44

Mystique and Doctor Doom

THE NEXT MORNING THEY STAYED IN BED. SILENTLY SHE gawped at him with an expression you could pour over waffles. She had ordered raw eggs from room service and scrambled them herself; she brought him coffee, juice, toast; she sat in bed, propped up against the pillows, and watched him eat.

“You’re not very chatty this morning,” Julian said, lying on his side, smiling up into her face. “Surprising, because yesterday, you were an unstoppable chatting force.”

“Yesterday,” she said shyly, “I was trying to find a combination of words that would get you to touch me.”

“Including telling me you watched When We Were Kings and read The Fight?” Julian laughed.

“They weren’t just words. I really did that.”

“When did you do that, yesterday?”

“No. Last week, if you must know.”

“Last week,” he repeated. “What’s your actual favorite movie?”

Gone with the Wind. Have you seen it?”

“No. Should I?” He smiled. He was teasing her.

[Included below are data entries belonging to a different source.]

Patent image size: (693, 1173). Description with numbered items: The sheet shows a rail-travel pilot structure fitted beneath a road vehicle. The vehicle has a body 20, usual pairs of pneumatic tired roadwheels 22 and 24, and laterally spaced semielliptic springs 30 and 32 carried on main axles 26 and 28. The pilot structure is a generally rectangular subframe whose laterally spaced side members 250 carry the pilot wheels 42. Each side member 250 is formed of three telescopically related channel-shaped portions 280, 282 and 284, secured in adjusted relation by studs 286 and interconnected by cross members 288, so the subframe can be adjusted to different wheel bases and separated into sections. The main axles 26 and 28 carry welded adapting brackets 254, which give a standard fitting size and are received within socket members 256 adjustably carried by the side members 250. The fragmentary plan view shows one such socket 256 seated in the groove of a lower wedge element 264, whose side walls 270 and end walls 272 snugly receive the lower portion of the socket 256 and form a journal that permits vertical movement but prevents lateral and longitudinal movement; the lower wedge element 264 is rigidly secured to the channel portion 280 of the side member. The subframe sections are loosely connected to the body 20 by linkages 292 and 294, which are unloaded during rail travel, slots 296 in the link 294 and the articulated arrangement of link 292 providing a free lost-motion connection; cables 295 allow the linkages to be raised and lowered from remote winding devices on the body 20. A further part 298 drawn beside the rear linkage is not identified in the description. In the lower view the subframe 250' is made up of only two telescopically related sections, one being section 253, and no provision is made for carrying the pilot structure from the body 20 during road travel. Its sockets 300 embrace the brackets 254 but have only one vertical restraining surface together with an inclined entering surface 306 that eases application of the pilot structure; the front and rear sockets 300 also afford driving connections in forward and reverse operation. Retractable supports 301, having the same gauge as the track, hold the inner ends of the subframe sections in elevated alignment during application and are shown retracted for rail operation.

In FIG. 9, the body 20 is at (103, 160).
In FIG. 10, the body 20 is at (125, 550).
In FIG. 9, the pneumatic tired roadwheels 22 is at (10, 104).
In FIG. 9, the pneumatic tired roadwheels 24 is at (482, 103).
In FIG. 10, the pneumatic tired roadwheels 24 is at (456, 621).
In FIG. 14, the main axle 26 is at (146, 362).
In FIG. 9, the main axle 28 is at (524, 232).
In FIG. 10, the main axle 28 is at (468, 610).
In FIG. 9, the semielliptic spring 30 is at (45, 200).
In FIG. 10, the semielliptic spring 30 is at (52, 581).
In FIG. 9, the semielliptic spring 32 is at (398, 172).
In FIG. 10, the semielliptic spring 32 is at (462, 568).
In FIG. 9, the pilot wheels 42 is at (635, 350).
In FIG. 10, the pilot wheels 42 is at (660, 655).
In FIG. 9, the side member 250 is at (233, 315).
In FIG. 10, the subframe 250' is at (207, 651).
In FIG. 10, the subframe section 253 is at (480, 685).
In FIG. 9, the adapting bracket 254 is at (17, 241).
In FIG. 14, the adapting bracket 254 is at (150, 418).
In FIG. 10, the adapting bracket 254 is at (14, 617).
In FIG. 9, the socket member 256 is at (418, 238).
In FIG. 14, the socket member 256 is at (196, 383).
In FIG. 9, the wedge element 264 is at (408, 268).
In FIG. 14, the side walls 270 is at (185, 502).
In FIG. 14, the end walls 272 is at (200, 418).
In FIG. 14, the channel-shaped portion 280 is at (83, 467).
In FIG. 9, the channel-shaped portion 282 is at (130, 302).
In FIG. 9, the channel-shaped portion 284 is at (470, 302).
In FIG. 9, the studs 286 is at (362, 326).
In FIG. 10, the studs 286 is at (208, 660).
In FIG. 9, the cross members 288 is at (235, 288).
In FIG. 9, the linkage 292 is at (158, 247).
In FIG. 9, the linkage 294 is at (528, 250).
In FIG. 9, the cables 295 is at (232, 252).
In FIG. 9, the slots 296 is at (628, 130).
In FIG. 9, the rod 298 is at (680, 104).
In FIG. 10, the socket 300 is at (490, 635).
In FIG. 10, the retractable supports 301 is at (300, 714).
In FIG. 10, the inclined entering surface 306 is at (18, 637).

“Only if you want to.” She stared into her lap.

He rolled her onto her back and straddled her, threading his hands through her hair, stroking her face. She was gazing up at him like she was ice cream completely thawed out.

“Holy God, you are so fly,” she whispered, rubbing his arms.

“But I got no game?” Julian liked making the naked girl underneath him blush.

“What, you wanted to prove me wrong?” She pinched him.

“I just want to hear you say it.”

“Okay, fine, I admit it—you got a little bit of game. Happy?”

“So happy.” He kissed her lips, her face. “So so happy.”

They didn’t have morning sex, they continued the nighttime sex.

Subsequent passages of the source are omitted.